第十章
姓吳的生意究竟做得多大,馬蛋子也不甚了了。他隻知道他很有錢,而且走私跑一趟船賺頭很大。
所謂“走私”,原也很簡單。廈門的日本當局出於經濟上的考慮,允許鼓浪嶼租界上具有第三國國籍的人,與大陸國民黨占領區進行貿易。“第三國”指的是除中日交戰雙方之外,那些英、美、法等國的洋人。他們可以直接向日本當局中請辦理牌照,自備汽艇或木船,在船頭上插有該國國旗,日本海軍巡邏艇便予以放行。走私船最簡捷的一條海路,便是去大陸海滄、石碼等國民黨統治區,與當地商人進行易貨貿易。走私船帶去的多為鴉片、西藥、咖啡、洋布匹、幹電池等物,這些在“國統區”都備受商人們的歡迎,而國民黨政府以及軍警各方也都視而不見,秘而不宣。走私船從“國統區”換回的,則是當地土特產龍眼幹、筍幹、土紙及新鮮水果和大米等,這些都是彈丸小島鼓浪嶼急需的物品。各方都有好處,便形成了默契。現在,太平洋戰爭爆發了,日本人已經公開占領了租界鼓浪嶼,廈門和鼓浪嶼聯為一體,均落入了他們的手中,又看到確實有利可圖,便放寬了原有的限製,無論哪一國籍的商人,隻要擁有足夠的資金,都可以向度門“興亞院經濟聯絡部”申請貿易船牌照,領了牌照便可駛抵“國統區”做走私生意。到了後來,連廈門日偽的軍、政、憲、警各部門,都有自己的船參與了這種牟取暴利的走私活動。
馬蛋子曾秘密地下海跟過一趟船,他沒敢讓警察局裏的任何人知道,包括連宮娟都被他瞞過去了,他隻說去廈門辦點事,夜裏沒船回不來了。
姓吳的長期包租的是一條扯著篷布的木帆船,船不太大,並不顯眼。馬蛋子稀裏糊塗地在半夜被人叫醒,跟著上了船。船行駛了半天,逐漸清醒過來的馬蛋子發現不對,船好像是朝著廈門方向走的。他沒敢多問,知道在這一行中頂忌諱多嘴。不一會,船在廈門碼頭停靠在一艘日本海軍的檢査艇的舷旁。走上來幾名日本兵,手電棒的光柱刺得馬蛋子睜不開眼,加上驚嚇,他覺得快要癱在甲板上了,內心中僅剩的那點意識,全是後悔倆字兒。船上的舵工見他那副熊樣,小聲告訴他不用怕,說這不過是例行手續,出去的船都要在這裏接受日本人的檢查,看有沒有許可牌照。
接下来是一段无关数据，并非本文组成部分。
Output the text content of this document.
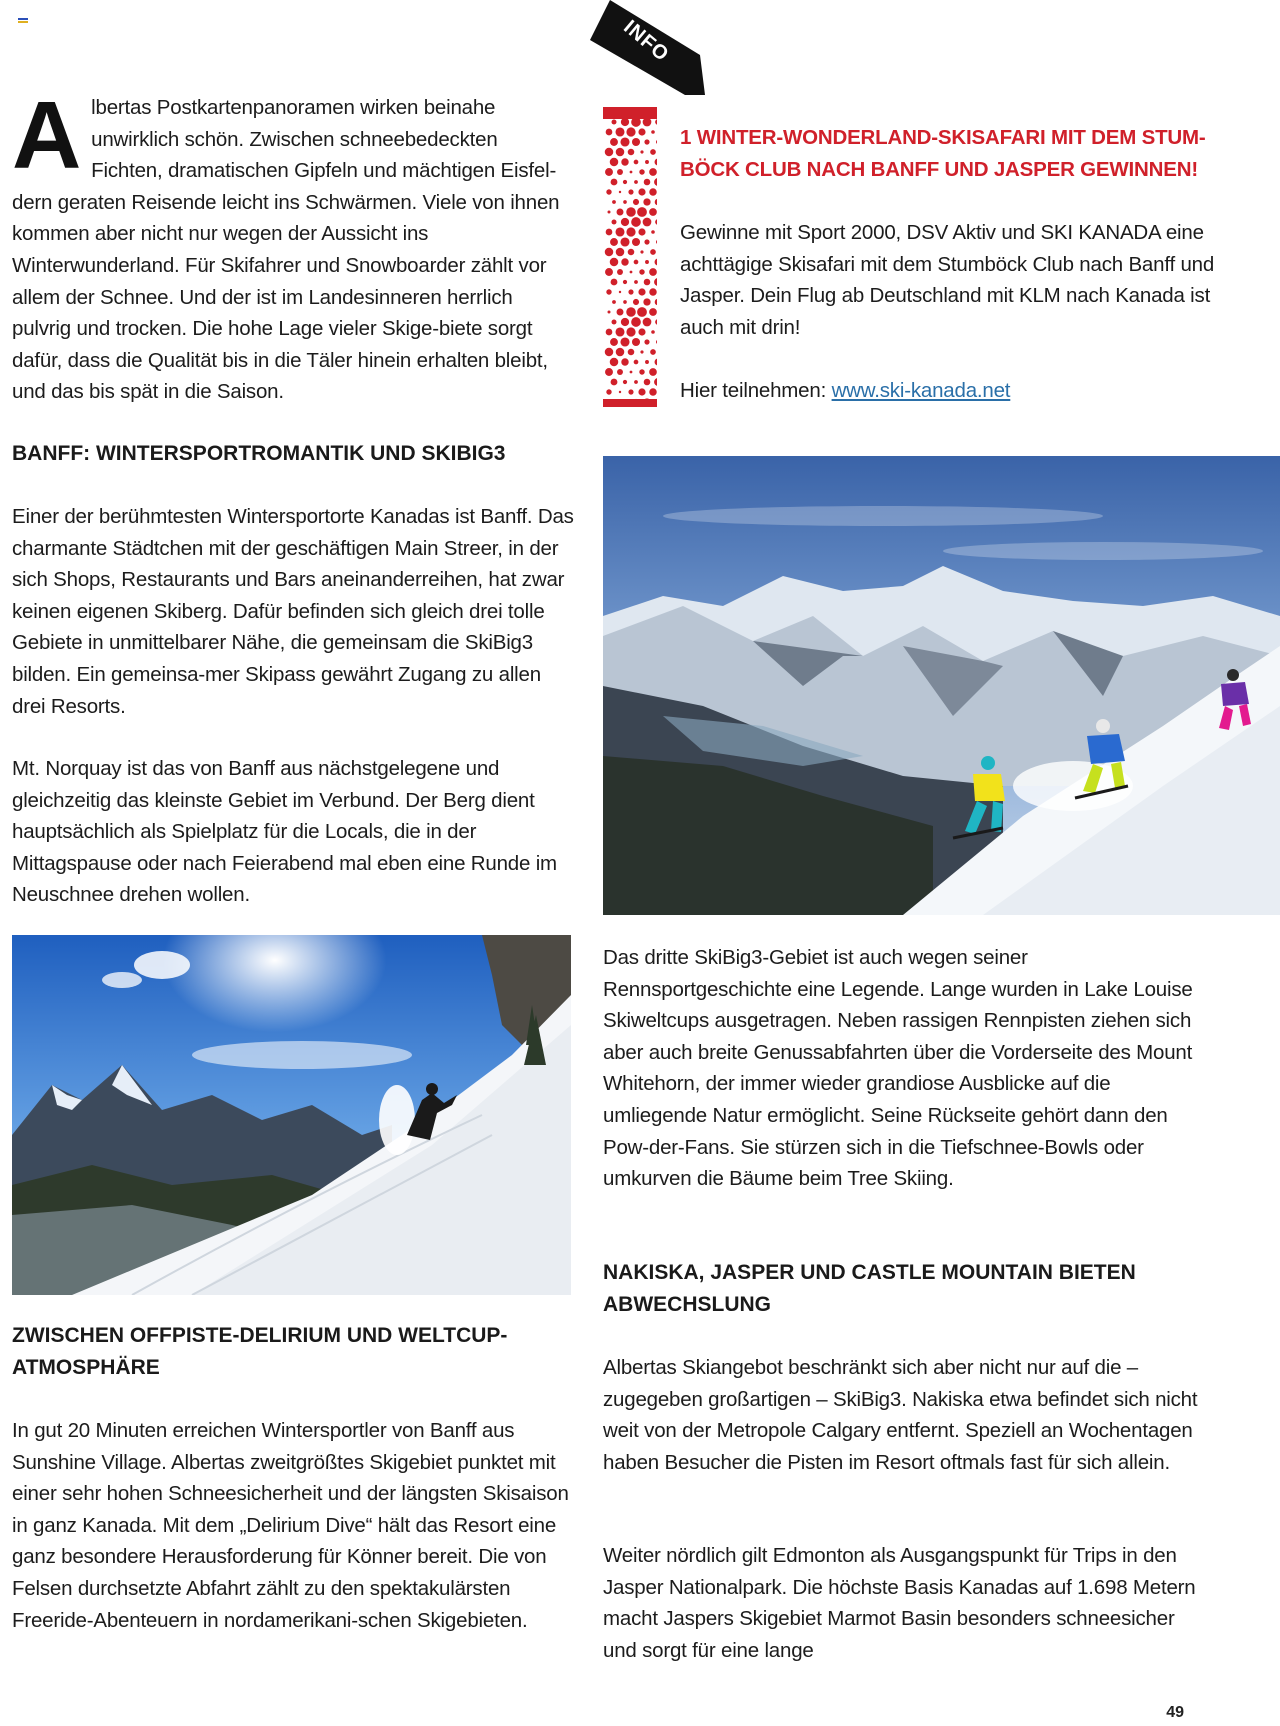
A lbertas Postkartenpanoramen wirken beinahe unwirklich schön. Zwischen schneebedeckten Fichten, dramatischen Gipfeln und mächtigen Eisfel-dern geraten Reisende leicht ins Schwärmen. Viele von ihnen kommen aber nicht nur wegen der Aussicht ins Winterwunderland. Für Skifahrer und Snowboarder zählt vor allem der Schnee. Und der ist im Landesinneren herrlich pulvrig und trocken. Die hohe Lage vieler Skige-biete sorgt dafür, dass die Qualität bis in die Täler hinein erhalten bleibt, und das bis spät in die Saison.

BANFF: WINTERSPORTROMANTIK UND SKIBIG3
Einer der berühmtesten Wintersportorte Kanadas ist Banff. Das charmante Städtchen mit der geschäftigen Main Streer, in der sich Shops, Restaurants und Bars aneinanderreihen, hat zwar keinen eigenen Skiberg. Dafür befinden sich gleich drei tolle Gebiete in unmittelbarer Nähe, die gemeinsam die SkiBig3 bilden. Ein gemeinsa-mer Skipass gewährt Zugang zu allen drei Resorts.
Mt. Norquay ist das von Banff aus nächstgelegene und gleichzeitig das kleinste Gebiet im Verbund. Der Berg dient hauptsächlich als Spielplatz für die Locals, die in der Mittagspause oder nach Feierabend mal eben eine Runde im Neuschnee drehen wollen.
ZWISCHEN OFFPISTE-DELIRIUM UND WELTCUP-ATMOSPHÄRE
In gut 20 Minuten erreichen Wintersportler von Banff aus Sunshine Village. Albertas zweitgrößtes Skigebiet punktet mit einer sehr hohen Schneesicherheit und der längsten Skisaison in ganz Kanada. Mit dem „Delirium Dive“ hält das Resort eine ganz besondere Herausforderung für Könner bereit. Die von Felsen durchsetzte Abfahrt zählt zu den spektakulärsten Freeride-Abenteuern in nordamerikani-schen Skigebieten.
INFO
1 WINTER-WONDERLAND-SKISAFARI MIT DEM STUM-BÖCK CLUB NACH BANFF UND JASPER GEWINNEN!
Gewinne mit Sport 2000, DSV Aktiv und SKI KANADA eine achttägige Skisafari mit dem Stumböck Club nach Banff und Jasper. Dein Flug ab Deutschland mit KLM nach Kanada ist auch mit drin!
Hier teilnehmen: www.ski-kanada.net
Das dritte SkiBig3-Gebiet ist auch wegen seiner Rennsportgeschichte eine Legende. Lange wurden in Lake Louise Skiweltcups ausgetragen. Neben rassigen Rennpisten ziehen sich aber auch breite Genussabfahrten über die Vorderseite des Mount Whitehorn, der immer wieder grandiose Ausblicke auf die umliegende Natur ermöglicht. Seine Rückseite gehört dann den Pow-der-Fans. Sie stürzen sich in die Tiefschnee-Bowls oder umkurven die Bäume beim Tree Skiing.
NAKISKA, JASPER UND CASTLE MOUNTAIN BIETEN ABWECHSLUNG
Albertas Skiangebot beschränkt sich aber nicht nur auf die – zugegeben großartigen – SkiBig3. Nakiska etwa befindet sich nicht weit von der Metropole Calgary entfernt. Speziell an Wochentagen haben Besucher die Pisten im Resort oftmals fast für sich allein.
Weiter nördlich gilt Edmonton als Ausgangspunkt für Trips in den Jasper Nationalpark. Die höchste Basis Kanadas auf 1.698 Metern macht Jaspers Skigebiet Marmot Basin besonders schneesicher und sorgt für eine lange
49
果然,工夫不大,船就解纜出港了。等從“國統區”裝上貨回來時,船又停在一個地方,天黑難辨,但馬蛋子能認出這裏還是大陸的沿海海岸。他壯起膽子問了問舵工,舵工說沒錯,是大陸,這裏還是龍海的地界,叫打石坑,從“國統區”返回的船隻,都要在這裏再次接受日本海軍檢査艇的查驗牌照和檢査。
從那次回來後,馬蛋子找到姓吳的,說什麼也不肯再隨船出海了。
姓吳的笑道:“本來也沒打箅讓你一個拐腳的家夥長年累月地在海上跑,隻要你在島上幫著張羅些就行了。”
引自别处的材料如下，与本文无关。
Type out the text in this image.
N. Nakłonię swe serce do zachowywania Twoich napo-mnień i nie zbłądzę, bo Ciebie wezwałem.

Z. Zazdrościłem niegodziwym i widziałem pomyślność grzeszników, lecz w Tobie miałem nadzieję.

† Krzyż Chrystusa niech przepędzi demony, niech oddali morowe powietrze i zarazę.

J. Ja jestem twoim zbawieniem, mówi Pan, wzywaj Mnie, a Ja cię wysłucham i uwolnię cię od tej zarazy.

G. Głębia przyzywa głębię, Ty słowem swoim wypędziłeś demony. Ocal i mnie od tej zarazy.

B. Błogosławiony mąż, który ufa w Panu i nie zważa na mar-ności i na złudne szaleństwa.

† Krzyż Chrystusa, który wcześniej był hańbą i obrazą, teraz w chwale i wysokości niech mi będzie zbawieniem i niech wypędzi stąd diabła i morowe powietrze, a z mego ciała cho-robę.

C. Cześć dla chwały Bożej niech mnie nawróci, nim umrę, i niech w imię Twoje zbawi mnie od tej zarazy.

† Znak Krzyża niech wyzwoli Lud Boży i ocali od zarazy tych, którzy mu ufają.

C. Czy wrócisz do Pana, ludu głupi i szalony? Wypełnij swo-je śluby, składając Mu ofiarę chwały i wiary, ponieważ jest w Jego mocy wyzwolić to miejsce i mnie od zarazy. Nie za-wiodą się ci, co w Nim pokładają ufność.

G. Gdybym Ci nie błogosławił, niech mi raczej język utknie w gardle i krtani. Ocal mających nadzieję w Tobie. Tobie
從那後,馬蛋子就沒再下海,隻瘸著一條腿,在島上顛顛地給姓吳的打雜,分些蠅頭小利。
姓吳的後來才告訴馬蛋子,幹他們這一行的,實際上許多人不僅僅是做貿易生意,而是利用行船之便,到“國統區”去為日本人搞情報,當然也有國民黨的特工人員利用走船來廈門搞日本人的情報。馬蛋子當時就嚇得差點尿了褲子,說這不是個掉腦袋的差事嗎,並埋怨姓吳的沒早告訴他。姓吳的說沒那麼嚴重,我也是有家有小的人,這顆腦袋比你那顆還值錢,我都不怕,你還怕什麼?你看日本人和國民黨哪個認真過?彼此彼此嘛,還有什麼好怕的?
馬蛋子琢磨來琢磨去,也沒整明白這個理。兩國交戰,怎麼又黑天昏地裏做起了生意呢?還在暗中相互搞情報,亂七八糟的!
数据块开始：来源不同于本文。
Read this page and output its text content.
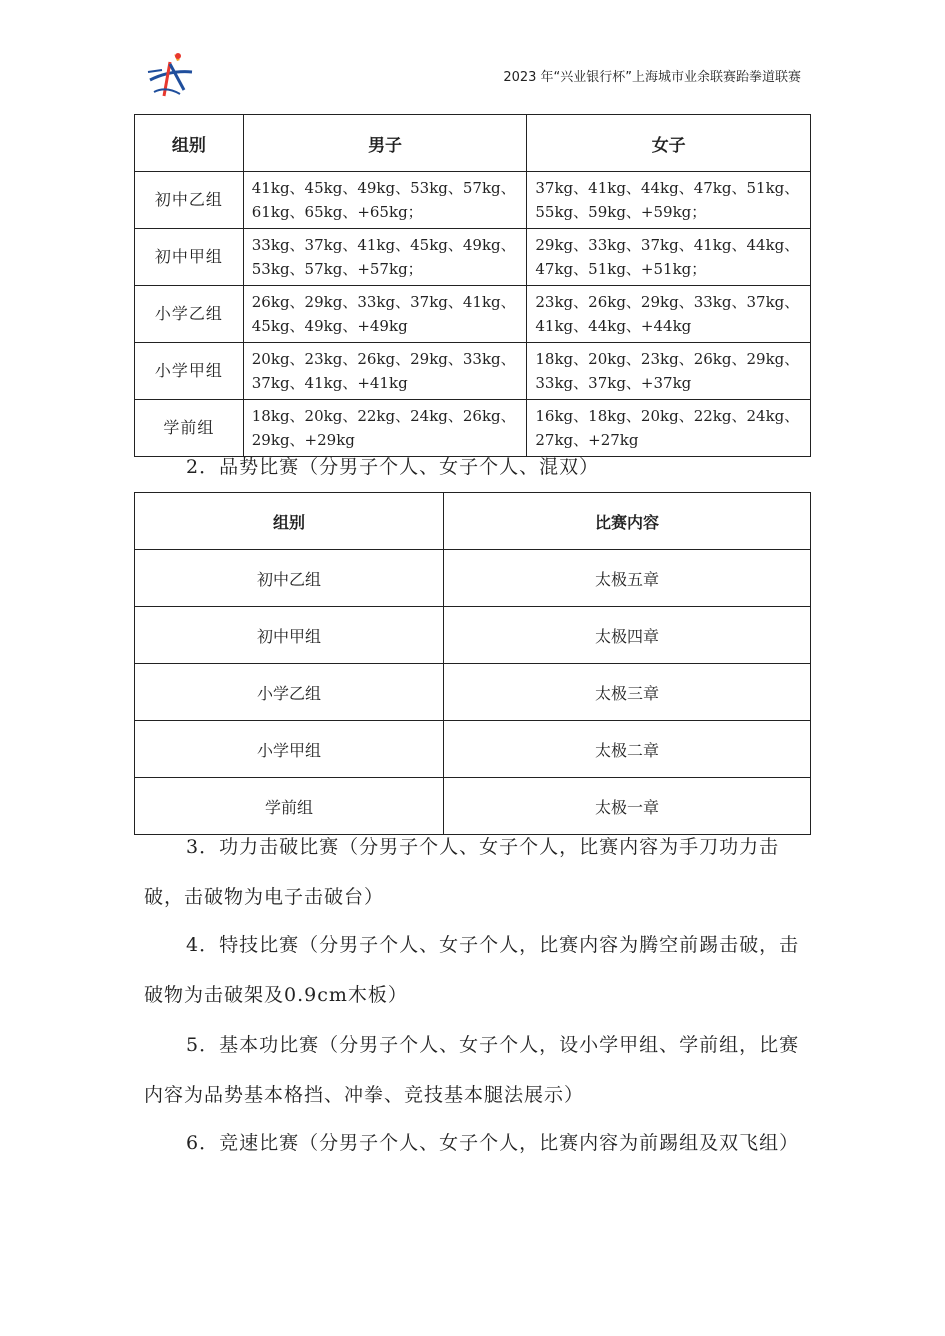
2023 年“兴业银行杯”上海城市业余联赛跆拳道联赛
组别	男子	女子
初中乙组	41kg、45kg、49kg、53kg、57kg、61kg、65kg、+65kg；	37kg、41kg、44kg、47kg、51kg、55kg、59kg、+59kg；
初中甲组	33kg、37kg、41kg、45kg、49kg、53kg、57kg、+57kg；	29kg、33kg、37kg、41kg、44kg、47kg、51kg、+51kg；
小学乙组	26kg、29kg、33kg、37kg、41kg、45kg、49kg、+49kg	23kg、26kg、29kg、33kg、37kg、41kg、44kg、+44kg
小学甲组	20kg、23kg、26kg、29kg、33kg、37kg、41kg、+41kg	18kg、20kg、23kg、26kg、29kg、33kg、37kg、+37kg
学前组	18kg、20kg、22kg、24kg、26kg、29kg、+29kg	16kg、18kg、20kg、22kg、24kg、27kg、+27kg
2．品势比赛（分男子个人、女子个人、混双）
组别	比赛内容
初中乙组	太极五章
初中甲组	太极四章
小学乙组	太极三章
小学甲组	太极二章
学前组	太极一章
3．功力击破比赛（分男子个人、女子个人，比赛内容为手刀功力击破，击破物为电子击破台）
4．特技比赛（分男子个人、女子个人，比赛内容为腾空前踢击破，击破物为击破架及0.9cm木板）
5．基本功比赛（分男子个人、女子个人，设小学甲组、学前组，比赛内容为品势基本格挡、冲拳、竞技基本腿法展示）
6．竞速比赛（分男子个人、女子个人，比赛内容为前踢组及双飞组）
看來兩國交戰的事,確實不是他這幹巡捕出身的人能弄明白的。
牛三來找馬蛋子的時候,開口先問他對海上的情況熟不熟?馬蛋子嚇得不輕,尋思著自個兒跟姓吳的走私做生意的那點子事被牛三知道了呢,滿腦袋汗珠子豆兒似的就一串串滾了下來。牛三奇怪了,問:“咦,大冷天,你看你一腦袋汗,身子不舒坦?”
馬蛋子就坡下驢道:“嗨,昨下宿沒蓋嚴實被子,怕是受了點風寒。”
牛三沒在意,嘟囔了一句“薑湯捂汗”什麼的,就又問馬蛋子,和“三一堂”裏的神父是不是很熟。馬蛋子這才緩過勁來,奇怪地問牛三:“有嘛事?怎麼一會海上、一會教堂的?”
牛三看看左右,見沒旁人,小聲說:“實話說了吧,陳老皮被日本人困在了島上,得想辦法把他送出島去。”
馬蛋子不以為然地說:“嗨,出島就出島唄!一個糟老頭子,
又不是西洋人,日本人還能不讓他走?”
“兄弟,你有所不知,陳老皮可不是那年開雜貨鋪子的小老板了,人家是華僑,還是和日本人過不去的中國人一我這麼說你明白了吧?”
“不明白。”馬蛋子冷冷地說,“和日本人過不去?抗日分子?他該不會是共產黨吧?”
“什麼黨我不知道,我就知道他是宛玉的爹,是馮鎖家的老丈人,是仇恨日本人的中國人!”
聽到宛玉和馮鎖家這兩個早已淡忘的名字,馬蛋子不由渾身一震。
“好吧,你們讓我做些什麼?”馬蛋子含混不清地嘰咕道。牛三本想說出計劃,話到嘴邊,他忽然改變主意,說:“我們?你是說‘我們’?我們隻是想讓你去看看陳老皮……”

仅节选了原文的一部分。